African culture is rich and varied, with a strong oral tradition and a wealth of artistic treasures. Of course, very few good things in Africa come without a price. So, there's the Pyramids of Giza (built by slave labor), the Great Djenne Mosque (made entirely from mud), and the infamous South African diamond mines (worked with semi-slave labor).

The artistic traditions in Africa focus mainly on earth-toned gemometric designs. This is mainly because there is precious little subject matter in Africa fit for painting, drawing, and weaving. If Norman Rockwell lived in Africa, he would be an unhappy man. So would just about anyone.

Africa also enjoys a diverse tapestry of religions. There's Islam, Radical Islam, Fundamentalist Islam, Conservative Islam, and various tribal beliefs (who in a few years will surely convert to Islam). Ancient Egyptian mythology, while no longer seriously believed in, is still ripe for making bad Mummy sequels. Contrary to popular belief, there is no such thing as a "voodoo" religion in Africa. It's called "hoodoo", and trust me, you don't want to piss those people off.

The majority of American youth enjoy Africa's exotic culture. These cultural touchstones include breakdancing, robbing stores, loitering, and holding up your baggy pants. The most popular African export is rap music. The majority of Africans rap for money, but artists such as Eminem and Vanilla Ice are slowly replacing them.



An American's conception of Africa (simplified version).

To the average American, Africa has only three countries: Egypt, Kenya, and South Africa. And maybe Zimbabwe. But that's pushing it. And if you have a Yahoo account, perhaps Nigeria. Of course, Americans also think that all Africans are tribesmen who live in grass huts. Which actually isn't too far from the truth.

Don't get me wrong, Africa does have its share of cities. It's just that they're filled with slums, crime, and feces. Cairo, Johannesburg, Mombasa, Kinshasa... sure, they put on a friendly face for the tourists, but get past that cheerful, sunny exterior and you find a cesspool of human failure and misery. But hey, they've got monkeys!

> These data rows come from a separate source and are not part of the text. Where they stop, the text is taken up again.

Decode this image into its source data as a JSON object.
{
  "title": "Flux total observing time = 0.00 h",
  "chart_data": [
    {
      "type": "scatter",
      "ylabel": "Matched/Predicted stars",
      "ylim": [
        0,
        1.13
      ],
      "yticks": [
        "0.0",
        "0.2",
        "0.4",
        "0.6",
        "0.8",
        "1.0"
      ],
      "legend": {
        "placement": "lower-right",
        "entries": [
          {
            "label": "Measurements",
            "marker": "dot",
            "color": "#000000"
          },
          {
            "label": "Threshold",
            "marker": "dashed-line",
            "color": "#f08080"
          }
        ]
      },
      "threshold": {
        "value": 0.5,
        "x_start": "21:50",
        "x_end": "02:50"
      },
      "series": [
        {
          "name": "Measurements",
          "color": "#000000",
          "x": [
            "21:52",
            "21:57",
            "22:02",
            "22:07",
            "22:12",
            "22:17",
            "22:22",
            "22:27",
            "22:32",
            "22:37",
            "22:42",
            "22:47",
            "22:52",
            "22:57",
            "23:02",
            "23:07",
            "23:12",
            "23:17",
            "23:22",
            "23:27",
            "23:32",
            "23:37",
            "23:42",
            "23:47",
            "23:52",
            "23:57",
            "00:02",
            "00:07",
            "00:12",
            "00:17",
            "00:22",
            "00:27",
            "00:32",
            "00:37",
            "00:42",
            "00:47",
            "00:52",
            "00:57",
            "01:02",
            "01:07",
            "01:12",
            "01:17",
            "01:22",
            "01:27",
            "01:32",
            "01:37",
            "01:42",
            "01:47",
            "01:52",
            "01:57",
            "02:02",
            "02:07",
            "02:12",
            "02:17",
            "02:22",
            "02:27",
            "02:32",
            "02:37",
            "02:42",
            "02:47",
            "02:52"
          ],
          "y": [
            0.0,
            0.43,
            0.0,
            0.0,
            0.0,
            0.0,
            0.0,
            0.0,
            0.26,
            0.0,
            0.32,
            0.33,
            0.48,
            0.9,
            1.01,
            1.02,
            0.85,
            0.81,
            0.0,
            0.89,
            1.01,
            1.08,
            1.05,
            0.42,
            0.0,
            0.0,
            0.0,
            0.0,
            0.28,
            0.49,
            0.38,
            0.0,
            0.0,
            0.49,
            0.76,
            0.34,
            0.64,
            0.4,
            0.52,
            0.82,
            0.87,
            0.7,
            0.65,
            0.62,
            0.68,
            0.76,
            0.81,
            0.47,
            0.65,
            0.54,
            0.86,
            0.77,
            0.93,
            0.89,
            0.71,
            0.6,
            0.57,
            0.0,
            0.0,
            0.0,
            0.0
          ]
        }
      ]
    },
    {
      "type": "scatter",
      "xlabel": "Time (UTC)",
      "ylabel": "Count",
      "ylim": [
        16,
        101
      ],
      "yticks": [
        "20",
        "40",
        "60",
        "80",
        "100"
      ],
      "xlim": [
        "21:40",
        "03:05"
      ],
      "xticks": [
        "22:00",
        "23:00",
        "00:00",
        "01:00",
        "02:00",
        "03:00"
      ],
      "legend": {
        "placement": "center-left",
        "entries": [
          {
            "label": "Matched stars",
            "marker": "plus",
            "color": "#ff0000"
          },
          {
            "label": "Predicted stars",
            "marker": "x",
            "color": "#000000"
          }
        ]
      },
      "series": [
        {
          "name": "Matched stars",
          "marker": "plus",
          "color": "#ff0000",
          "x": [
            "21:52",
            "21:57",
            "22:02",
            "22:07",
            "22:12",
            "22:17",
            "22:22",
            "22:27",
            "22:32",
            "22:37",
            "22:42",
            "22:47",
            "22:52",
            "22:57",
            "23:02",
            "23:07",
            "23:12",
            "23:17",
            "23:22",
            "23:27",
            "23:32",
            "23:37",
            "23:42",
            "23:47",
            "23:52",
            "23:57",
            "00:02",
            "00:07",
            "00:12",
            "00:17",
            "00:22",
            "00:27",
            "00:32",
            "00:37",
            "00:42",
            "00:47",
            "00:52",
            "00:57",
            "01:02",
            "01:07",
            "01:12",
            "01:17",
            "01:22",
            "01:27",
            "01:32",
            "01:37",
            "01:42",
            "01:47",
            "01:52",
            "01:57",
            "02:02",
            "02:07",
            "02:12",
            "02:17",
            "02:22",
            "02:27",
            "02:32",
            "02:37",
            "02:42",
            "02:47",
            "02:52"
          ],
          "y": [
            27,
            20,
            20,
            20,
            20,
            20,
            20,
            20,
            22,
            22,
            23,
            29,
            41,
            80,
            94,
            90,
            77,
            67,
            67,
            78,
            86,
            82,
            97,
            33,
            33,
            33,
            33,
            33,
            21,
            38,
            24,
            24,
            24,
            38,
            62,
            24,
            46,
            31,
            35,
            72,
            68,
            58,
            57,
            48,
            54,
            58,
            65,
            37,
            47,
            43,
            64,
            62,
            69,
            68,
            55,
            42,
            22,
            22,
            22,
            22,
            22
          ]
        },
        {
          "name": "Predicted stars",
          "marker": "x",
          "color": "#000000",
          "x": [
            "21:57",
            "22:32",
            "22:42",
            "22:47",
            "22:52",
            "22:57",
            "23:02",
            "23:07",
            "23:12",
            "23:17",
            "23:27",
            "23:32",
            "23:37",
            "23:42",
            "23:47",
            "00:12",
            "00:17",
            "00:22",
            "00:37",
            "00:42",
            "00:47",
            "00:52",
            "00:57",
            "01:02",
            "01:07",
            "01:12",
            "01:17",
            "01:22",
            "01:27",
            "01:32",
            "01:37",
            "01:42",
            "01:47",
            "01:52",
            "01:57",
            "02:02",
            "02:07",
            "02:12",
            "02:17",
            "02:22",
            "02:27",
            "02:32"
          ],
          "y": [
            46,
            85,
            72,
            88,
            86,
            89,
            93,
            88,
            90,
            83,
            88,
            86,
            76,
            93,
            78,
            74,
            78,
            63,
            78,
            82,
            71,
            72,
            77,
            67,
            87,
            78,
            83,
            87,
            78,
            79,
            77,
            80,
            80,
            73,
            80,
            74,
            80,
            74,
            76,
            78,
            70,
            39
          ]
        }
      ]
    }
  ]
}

Off the east coast of Africa lies the island of Madagascar. Don't let the movie fool you. This is not a carefree paradise full of friendly and eccentric lemurs. Well, the lemurs are true, but they're not friendly. Neither are the insects, nor the flesh-eating diseases they carry.

Pro and Cons

Before travelling to Africa, one should carefully weigh the pro and cons of the trip. Consider this:

  • It's nice and sunny most of the time, and they've got monkeys!
  • Widespread famine
  • Lacks fresh salmon
  • Rampant crime
  • Dirt and grime
  • Political corruption
  • Commercial interruption
  • E-mail scams
  • Traffic jams
  • Hopeless poverty
  • No real sovereignty
  • Genocide
  • Ecocide
  • Homicide
  • Regicide
  • AIDS
  • 'nades
  • Super AIDS
  • Army raids
  • Yet more AIDS
  • Malaria
  • Hysteria
  • Tuberculosis
  • Mononucleosis
  • Entrenched kleptocracies
  • Radical theocracies
  • Drugs
  • Thugs
  • Bugs
  • Slugs
  • More drugs
  • Black markets
  • Shag carpets
  • Desertification
  • A lost generation
  • High top fades
  • The trees have AIDS
  • Yellow fever
  • Jungle fever
  • Dengue fever
  • Death
  • Meth
  • More death
  • Terrorism
  • Also, did i mention the AIDS?

And the monkeys all have rabies.


Africa sucks, and now I'm depressed. Thanks a lot.